STORICO D’ECCELLENZA

RENATA BALLERIO - 17/05/2019

Antonio Ricci, Ritratto di Leopoldo Giampaolo 1987

Antonio Ricci, Ritratto di Leopoldo Giampaolo 1987

Nella sede dell’Associazione Vele d’Epoca Verbano, a Cellina, frazione di Leggiuno, si è svolta l’annuale assemblea della Società Storica Varesina nel corso della quale è stato presentato il XXXVI fascicolo della Rivista ed è stato assegnato il premio Leopoldo Giampaolo per giovani studiosi di scienze storiche a un ricercatore dell’Università Cattolica. Il vincitore è Francesco Parnisari, laureato in Scienze Storiche in Cattolica a Milano, che ha già pubblicato numerosi articoli analizzando aspetti sociali e religiosi del territorio. Pare, dunque, utile ricordare chi fu Leopoldo Giampaolo.

Maestro elementare e successivamente direttore didattico e poi direttore generale della biblioteca civica di Varese fondò la Rivista della Società Storica Varesina e si dedicò alla diffusione e alla divulgazione degli studi storici. Affermò e testimoniò che la storia locale deve intrecciarsi con la storia generale. Tra le sue ricerche, la trascrizione del diario del garibaldino Giuseppe Bolchini e il ritrovamento di lettere inedite di illustri personaggi come Manzoni, Verdi e Mazzini. Ma il senso civile dei suoi studi può ben essere testimoniato dalla monumentale pubblicazione della tavole della cartografia varesina, che servirono alla sviluppo urbanistico della città di Varese e non solo.

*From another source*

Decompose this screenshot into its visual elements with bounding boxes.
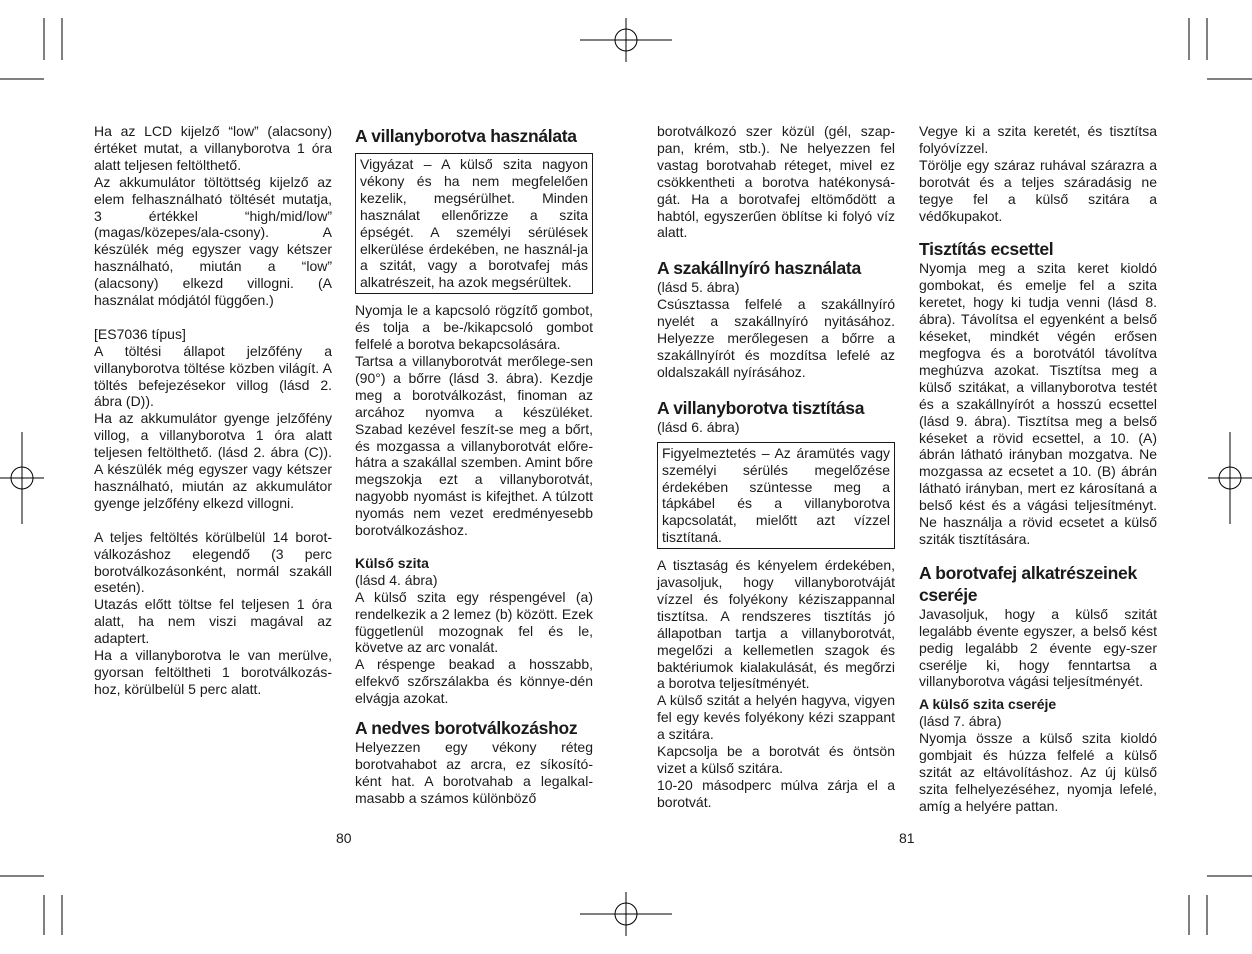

Tutto questo porta a riflettere sulla validità della storia come disciplina umana per eccellenza. O se preferiamo sull’importanza delle scienze storiche. La coscienza civica e la conoscenza storica sono inseparabili. Conoscere la storia del proprio Paese significa costruire le fondamenta della propria identità civica. Sapere ciò che è avvenuto nel passato aiuta a capire il presente. Significa far parlare luoghi e cose. Significa scoprire che la storia che si studia sui libri non è qualcosa di inutile o una fredda sequela di date, di nomi e di fatti. Al contrario alimenta la curiosità e il pensiero critico.

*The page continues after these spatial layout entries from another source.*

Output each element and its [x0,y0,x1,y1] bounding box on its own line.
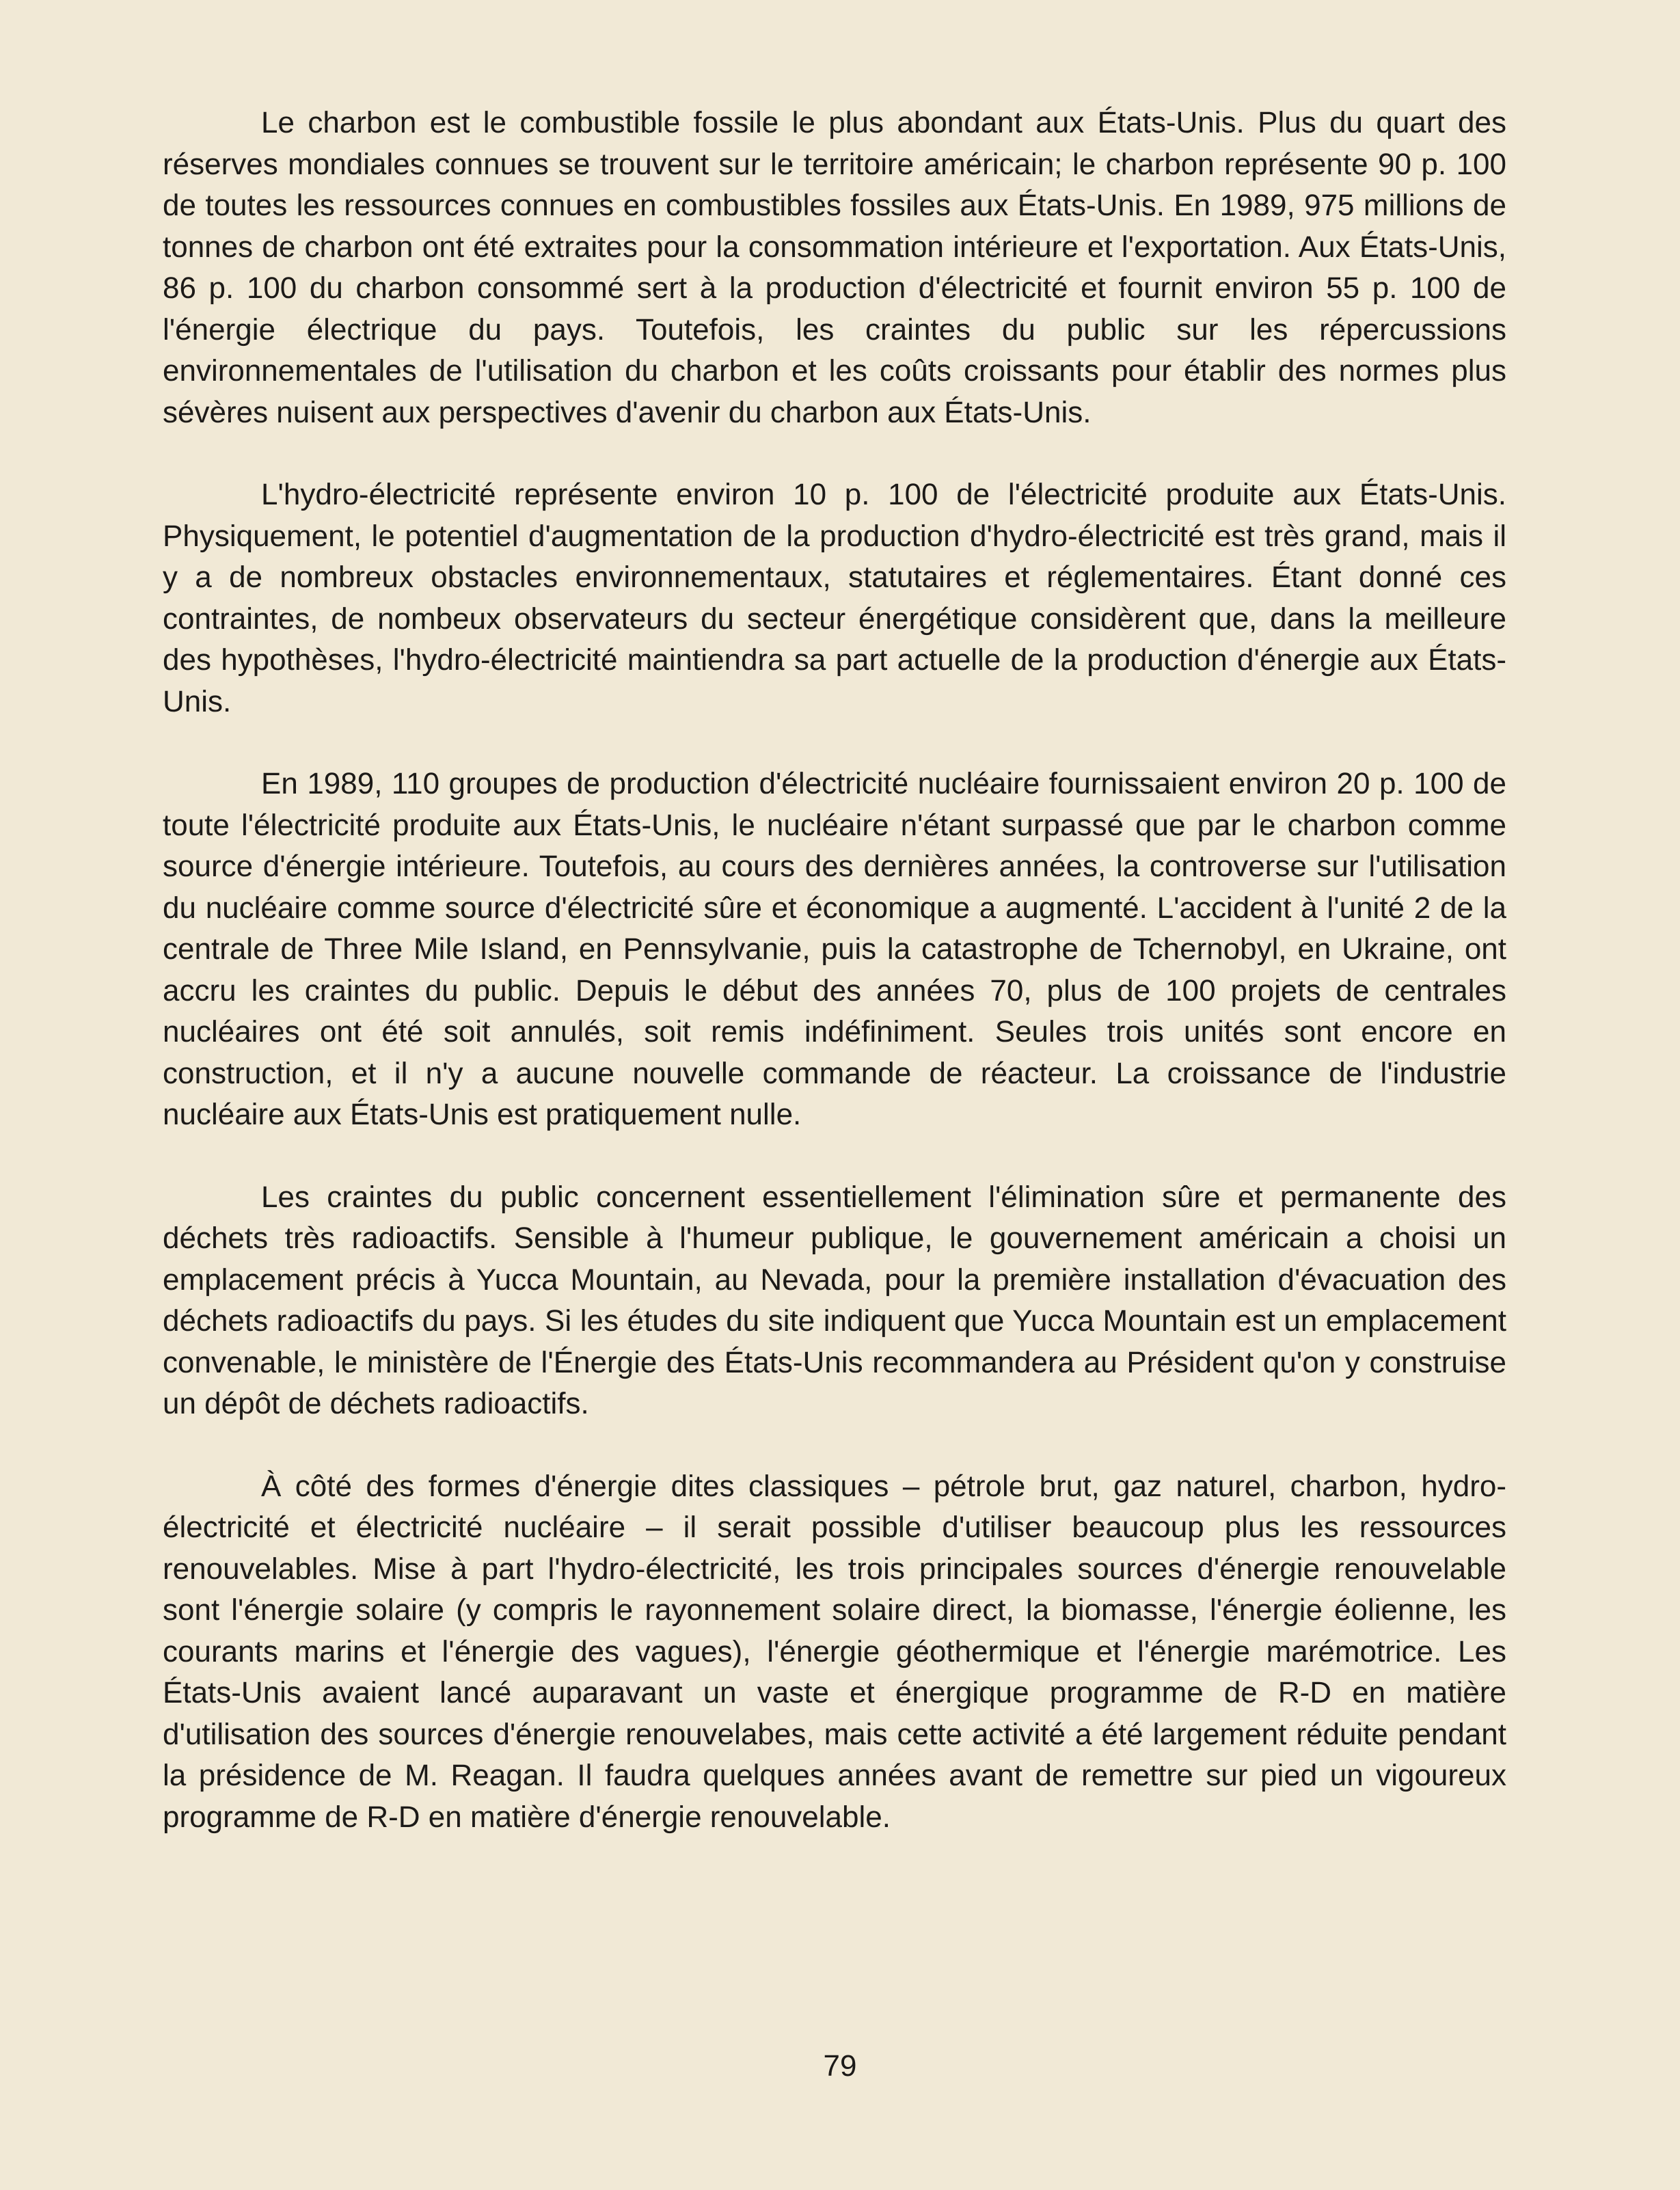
page-number: 79 [823,2049,857,2083]
paragraph-hydro-electricity: L'hydro-électricité représente environ 10 p. 100 de l'électricité produite aux États-Unis. Physiquement, le potentiel d'augmentation de la production d'hydro-électricité est très grand, mais il y a de nombreux obstacles environnementaux, statutaires et réglementaires. Étant donné ces contraintes, de nombeux observateurs du secteur énergétique considèrent que, dans la meilleure des hypothèses, l'hydro-électricité maintiendra sa part actuelle de la production d'énergie aux États-Unis. [163,478,1506,718]
body-text [163,103,1506,1879]
paragraph-radioactive-waste: Les craintes du public concernent essentiellement l'élimination sûre et permanente des déchets très radioactifs. Sensible à l'humeur publique, le gouvernement américain a choisi un emplacement précis à Yucca Mountain, au Nevada, pour la première installation d'évacuation des déchets radioactifs du pays. Si les études du site indiquent que Yucca Mountain est un emplacement convenable, le ministère de l'Énergie des États-Unis recommandera au Président qu'on y construise un dépôt de déchets radioactifs. [163,1180,1506,1420]
paragraph-renewables: À côté des formes d'énergie dites classiques – pétrole brut, gaz naturel, charbon, hydro-électricité et électricité nucléaire – il serait possible d'utiliser beaucoup plus les ressources renouvelables. Mise à part l'hydro-électricité, les trois principales sources d'énergie renouvelable sont l'énergie solaire (y compris le rayonnement solaire direct, la biomasse, l'énergie éolienne, les courants marins et l'énergie des vagues), l'énergie géothermique et l'énergie marémotrice. Les États-Unis avaient lancé auparavant un vaste et énergique programme de R-D en matière d'utilisation des sources d'énergie renouvelabes, mais cette activité a été largement réduite pendant la présidence de M. Reagan. Il faudra quelques années avant de remettre sur pied un vigoureux programme de R-D en matière d'énergie renouvelable. [163,1469,1506,1834]
paragraph-coal: Le charbon est le combustible fossile le plus abondant aux États-Unis. Plus du quart des réserves mondiales connues se trouvent sur le territoire américain; le charbon représente 90 p. 100 de toutes les ressources connues en combustibles fossiles aux États-Unis. En 1989, 975 millions de tonnes de charbon ont été extraites pour la consommation intérieure et l'exportation. Aux États-Unis, 86 p. 100 du charbon consommé sert à la production d'électricité et fournit environ 55 p. 100 de l'énergie électrique du pays. Toutefois, les craintes du public sur les répercussions environnementales de l'utilisation du charbon et les coûts croissants pour établir des normes plus sévères nuisent aux perspectives d'avenir du charbon aux États-Unis. [163,106,1506,429]
paragraph-nuclear: En 1989, 110 groupes de production d'électricité nucléaire fournissaient environ 20 p. 100 de toute l'électricité produite aux États-Unis, le nucléaire n'étant surpassé que par le charbon comme source d'énergie intérieure. Toutefois, au cours des dernières années, la controverse sur l'utilisation du nucléaire comme source d'électricité sûre et économique a augmenté. L'accident à l'unité 2 de la centrale de Three Mile Island, en Pennsylvanie, puis la catastrophe de Tchernobyl, en Ukraine, ont accru les craintes du public. Depuis le début des années 70, plus de 100 projets de centrales nucléaires ont été soit annulés, soit remis indéfiniment. Seules trois unités sont encore en construction, et il n'y a aucune nouvelle commande de réacteur. La croissance de l'industrie nucléaire aux États-Unis est pratiquement nulle. [163,767,1506,1131]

L’ultimo numero della Rivista è un viaggio nel tempo attraverso nove articoli, a cominciare dalle riflessioni del presidente Giuseppe Armocida sulla necessità di istituire un registro regionale delle società storiche. Gian Paolo Scharf tratteggia la curiosa figura di Egidio Bossi di Buguggiate che ai tempi di Dante Alighieri prestava soldi a interesse. Un mestiere in un certo senso antico come il mondo.

Facino Cane fu un capitano di ventura e come tale giudicato negativamente dalla storiografia ottocentesca. In realtà, spiega Pierluigi Piano, fu un “uomo abituato a rapide azioni e a gestire – tra il 1409 e il 1412 – il suo capitale in modo estremamente attento e accorto”.

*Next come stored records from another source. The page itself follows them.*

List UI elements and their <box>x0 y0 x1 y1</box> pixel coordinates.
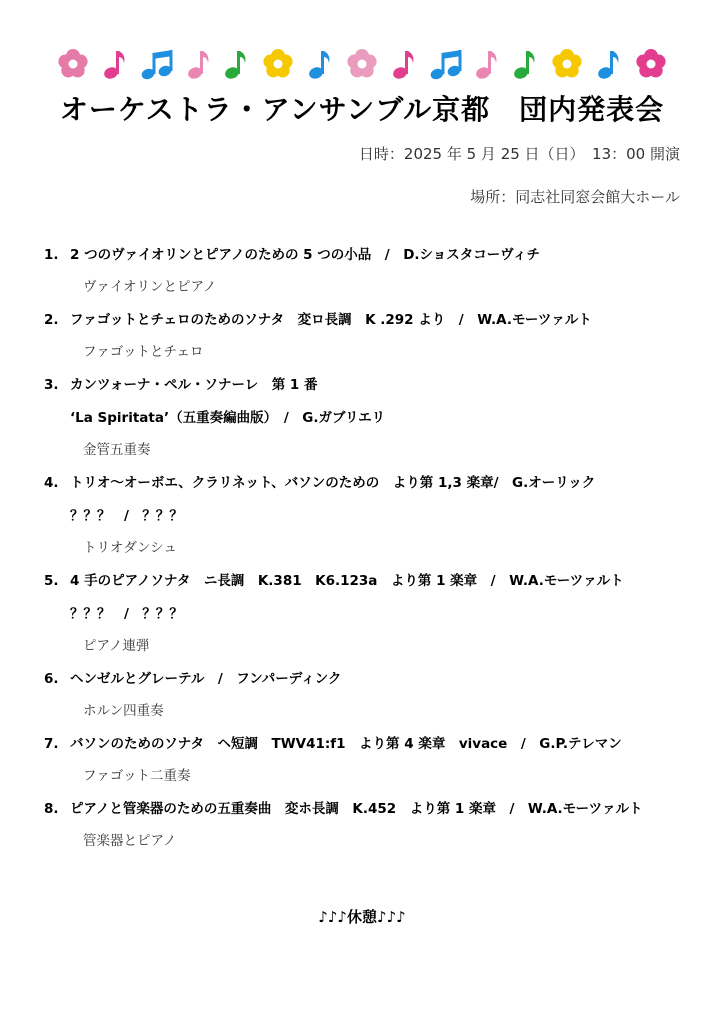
page-title: オーケストラ・アンサンブル京都 団内発表会 <box>59 93 665 126</box>
program-title: バソンのためのソナタ ヘ短調 TWV41:f1 より第 4 楽章 vivace / G.P.テレマン <box>70 736 622 752</box>
program-title-continued: ？？？ / ？？？ <box>70 606 183 622</box>
program-number: 1. <box>44 247 59 263</box>
event-venue: 場所：同志社同窓会館大ホール <box>470 188 680 206</box>
program-item <box>44 374 694 462</box>
program-item <box>44 244 694 299</box>
program-instruments: ファゴット二重奏 <box>83 768 191 784</box>
flower-icon <box>550 47 584 81</box>
program-number: 5. <box>44 573 59 589</box>
flower-icon <box>56 47 90 81</box>
program-instruments: 金管五重奏 <box>83 442 151 458</box>
music-note-icon <box>307 47 333 81</box>
beamed-notes-icon <box>429 47 463 81</box>
program-title: ファゴットとチェロのためのソナタ 変ロ長調 K .292 より / W.A.モーツァルト <box>70 312 592 328</box>
program-number: 8. <box>44 801 59 817</box>
program-title: ヘンゼルとグレーテル / フンパーディンク <box>70 671 342 687</box>
program-item <box>44 798 694 853</box>
beamed-notes-icon <box>140 47 174 81</box>
flower-icon <box>634 47 668 81</box>
program-number: 4. <box>44 475 59 491</box>
program-list <box>44 244 694 863</box>
program-item <box>44 570 694 658</box>
music-note-icon <box>474 47 500 81</box>
program-title-continued: ？？？ / ？？？ <box>70 508 183 524</box>
intermission-note: ♪♪♪休憩♪♪♪ <box>318 908 406 926</box>
program-instruments: トリオダンシュ <box>83 540 177 556</box>
program-item <box>44 733 694 788</box>
program-item <box>44 668 694 723</box>
program-title: 4 手のピアノソナタ ニ長調 K.381 K6.123a より第 1 楽章 / W.A.モーツァルト <box>70 573 624 589</box>
program-instruments: 管楽器とピアノ <box>83 833 177 849</box>
music-note-icon <box>391 47 417 81</box>
decoration-row <box>56 44 668 84</box>
program-instruments: ホルン四重奏 <box>83 703 164 719</box>
music-note-icon <box>512 47 538 81</box>
music-note-icon <box>102 47 128 81</box>
program-item <box>44 472 694 560</box>
program-number: 7. <box>44 736 59 752</box>
program-number: 3. <box>44 377 59 393</box>
music-note-icon <box>596 47 622 81</box>
program-title: ピアノと管楽器のための五重奏曲 変ホ長調 K.452 より第 1 楽章 / W.A.モーツァルト <box>70 801 643 817</box>
program-title: 2 つのヴァイオリンとピアノのための 5 つの小品 / D.ショスタコーヴィチ <box>70 247 540 263</box>
program-number: 2. <box>44 312 59 328</box>
program-title-continued: ‘La Spiritata’（五重奏編曲版） / G.ガブリエリ <box>70 410 386 426</box>
program-title: カンツォーナ・ペル・ソナーレ 第 1 番 <box>70 377 318 393</box>
program-instruments: ピアノ連弾 <box>83 638 150 654</box>
music-note-icon <box>223 47 249 81</box>
program-item <box>44 309 694 364</box>
flower-icon <box>345 47 379 81</box>
program-number: 6. <box>44 671 59 687</box>
flower-icon <box>261 47 295 81</box>
program-title: トリオ〜オーボエ、クラリネット、バソンのための より第 1,3 楽章/ G.オーリック <box>70 475 596 491</box>
program-instruments: ファゴットとチェロ <box>83 344 204 360</box>
music-note-icon <box>186 47 212 81</box>
program-instruments: ヴァイオリンとピアノ <box>83 279 217 295</box>
event-datetime: 日時：2025 年 5 月 25 日（日） 13：00 開演 <box>358 145 680 163</box>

A seguire scopriamo le streghe di Arcisate alla fine del XVI secolo. Il cardinale Carlo Borromeo le definiva “serve del diavolo” ed è interessante leggere nell’articolo di Alessandro Deiana come l’arcivescovo di Milano legiferò in materia di magia, scoprire l’identità di quelle donne per lo più provenienti da bassi strati sociali e i comportamenti dei sacerdoti che le condannavano.

Mario Speroni ricostruisce l’attività di Panfilo Nuvolone alla quinta cappella del Sacro Monte nell’estate del 1650. Seguono l’analisi del rapporto tra teatro e società tra Sette e Ottocento a Varese e Como (Alessandra Mita Ferraro) e il passaggio dalla villeggiatura al turismo a Varese all’inizio del secolo scorso nel fitto intrecciarsi di vicende economiche, sociali e politiche (Ivana Pederzani).

Gli ultimi tre articoli sono dedicati rispettivamente al ruolo sociale delle cooperative di Lisanza (Mario Varalli), alle immagini con cui la pittrice Adriana Bisi Fabbri descrisse la prima guerra mondiale (Marco Tamborini) e alla descrizione dell’alpeggio del Monte Bredoni con pagine che ricostruiscono le vicende legate alla capacità organizzativa del proletariato negli anni che vanno dall’età giolittiana al 1926 (Enrico Fuselli). Per farci innamorare della storia occorre non rinunciare alla forza della continua divulgazione, come per le vele storiche di Cellina serve una continua opera di restauro. Imparare ad esercitare una critica alle fonti non è altro che l’atteggiamento che dovrebbe guidare ogni cittadino consapevole nei confronti delle strutture del potere e dei meccanismi dell’informazione.